Le film Superman m’a laissé perplexe. Une question m’a traversé l’esprit tout au long de la séance : où est passé l’esprit de l’Homme d’acier ?
J’ai été surpris de découvrir un Superman affaibli, presque naïf, parfois même à la limite du ridicule. Dans les précédentes adaptations, la relation entre Superman et les humains était toujours forte et fascinante. Il avait conscience de sa différence, tout en protégeant les autres avec assurance et noblesse. C’était un personnage charismatique, symbole de force, de respect et d’héroïsme.
Ici, le Superman incarné par David Corenswet manque cruellement de prestance.
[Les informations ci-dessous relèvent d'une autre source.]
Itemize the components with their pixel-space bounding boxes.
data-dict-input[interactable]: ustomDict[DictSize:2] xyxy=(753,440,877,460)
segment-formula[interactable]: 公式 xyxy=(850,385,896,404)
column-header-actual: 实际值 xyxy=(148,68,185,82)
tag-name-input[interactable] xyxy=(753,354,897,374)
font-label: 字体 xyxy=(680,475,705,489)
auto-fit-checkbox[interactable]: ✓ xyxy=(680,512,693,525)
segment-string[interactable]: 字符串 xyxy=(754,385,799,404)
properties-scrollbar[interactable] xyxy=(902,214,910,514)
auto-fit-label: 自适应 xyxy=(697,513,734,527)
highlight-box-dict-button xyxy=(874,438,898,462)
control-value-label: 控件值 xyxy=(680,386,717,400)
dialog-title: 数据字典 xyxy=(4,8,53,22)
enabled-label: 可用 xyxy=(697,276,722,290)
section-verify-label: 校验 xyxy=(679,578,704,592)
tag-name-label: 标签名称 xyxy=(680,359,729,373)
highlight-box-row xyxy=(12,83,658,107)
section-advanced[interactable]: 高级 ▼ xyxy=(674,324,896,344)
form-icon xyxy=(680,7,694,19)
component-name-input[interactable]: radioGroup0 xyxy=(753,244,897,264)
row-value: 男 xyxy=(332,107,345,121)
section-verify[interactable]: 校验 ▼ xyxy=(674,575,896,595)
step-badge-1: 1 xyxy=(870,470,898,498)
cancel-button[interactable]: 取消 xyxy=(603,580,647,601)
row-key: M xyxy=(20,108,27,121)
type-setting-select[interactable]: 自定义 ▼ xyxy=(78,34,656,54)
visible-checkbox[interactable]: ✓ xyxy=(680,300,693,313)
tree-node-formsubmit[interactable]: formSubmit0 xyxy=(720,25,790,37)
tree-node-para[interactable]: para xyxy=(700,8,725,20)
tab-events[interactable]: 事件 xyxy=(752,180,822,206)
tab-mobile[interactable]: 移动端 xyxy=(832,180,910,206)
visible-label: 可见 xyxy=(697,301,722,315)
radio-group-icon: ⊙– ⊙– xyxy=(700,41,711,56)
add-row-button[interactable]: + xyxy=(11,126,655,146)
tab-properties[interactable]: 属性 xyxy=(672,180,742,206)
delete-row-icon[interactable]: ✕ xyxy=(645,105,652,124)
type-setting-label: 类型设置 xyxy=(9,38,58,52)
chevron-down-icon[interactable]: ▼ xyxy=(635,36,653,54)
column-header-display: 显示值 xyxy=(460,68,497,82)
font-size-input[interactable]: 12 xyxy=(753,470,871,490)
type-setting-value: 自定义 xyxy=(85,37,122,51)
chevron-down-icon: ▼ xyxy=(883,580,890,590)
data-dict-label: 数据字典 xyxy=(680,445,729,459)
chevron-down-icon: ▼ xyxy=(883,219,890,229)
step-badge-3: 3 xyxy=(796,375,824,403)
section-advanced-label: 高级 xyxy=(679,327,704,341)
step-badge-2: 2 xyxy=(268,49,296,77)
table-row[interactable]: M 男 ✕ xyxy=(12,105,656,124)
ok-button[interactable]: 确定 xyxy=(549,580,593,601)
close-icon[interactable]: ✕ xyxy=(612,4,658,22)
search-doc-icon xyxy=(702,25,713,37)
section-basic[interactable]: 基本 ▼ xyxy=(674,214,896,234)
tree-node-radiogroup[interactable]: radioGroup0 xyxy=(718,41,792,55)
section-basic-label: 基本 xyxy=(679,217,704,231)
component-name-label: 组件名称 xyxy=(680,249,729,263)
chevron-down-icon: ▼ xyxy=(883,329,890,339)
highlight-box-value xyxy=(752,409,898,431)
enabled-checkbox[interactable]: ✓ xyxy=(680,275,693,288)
Il est réduit à une sorte de punching-ball édulcoré. Sa personnalité paraît brouillonne, et l’ensemble sonne faux. Sa vulnérabilité excessive le rend méconnaissable : on peine à retrouver le héros mythique que l’on connaît.
Difficile de ne pas comparer avec les films portés par Christopher Reeve, qui restent largement supérieurs. À titre personnel, je préfère même l’approche plus décalée de « Les Indestructibles », qui assume son humour tout en respectant ses super-héros.
Côté scénario, c’est une vraie déception : l’intrigue est fade, sans saveur, et manque de cohérence. L’ajout de Krypto laisse perplexe : bien qu’attachant, le chien est trop présent et finit par devenir agaçant.
Le personnage de Lois Lane, interprété par Rachel Brosnahan, manque de relief et se révèle assez transparent. En revanche, Nicolas Hoult s’en sort bien dans son jeu, en incarnant un Lex Luthor crédible, apportant une certaine profondeur à ce rôle de méchant.
Je m’interroge également sur l’intérêt d’intégrer un conflit entre deux États fictifs, qui alourdit inutilement le récit.
Un point positif toutefois : j’ai apprécié le clin d’œil visuel au générique des anciens films, qui apporte une touche nostalgique bienvenue.
En définitive, je n’ai pas vraiment apprécié ce Superman. Une suite ne m’attire pas particulièrement.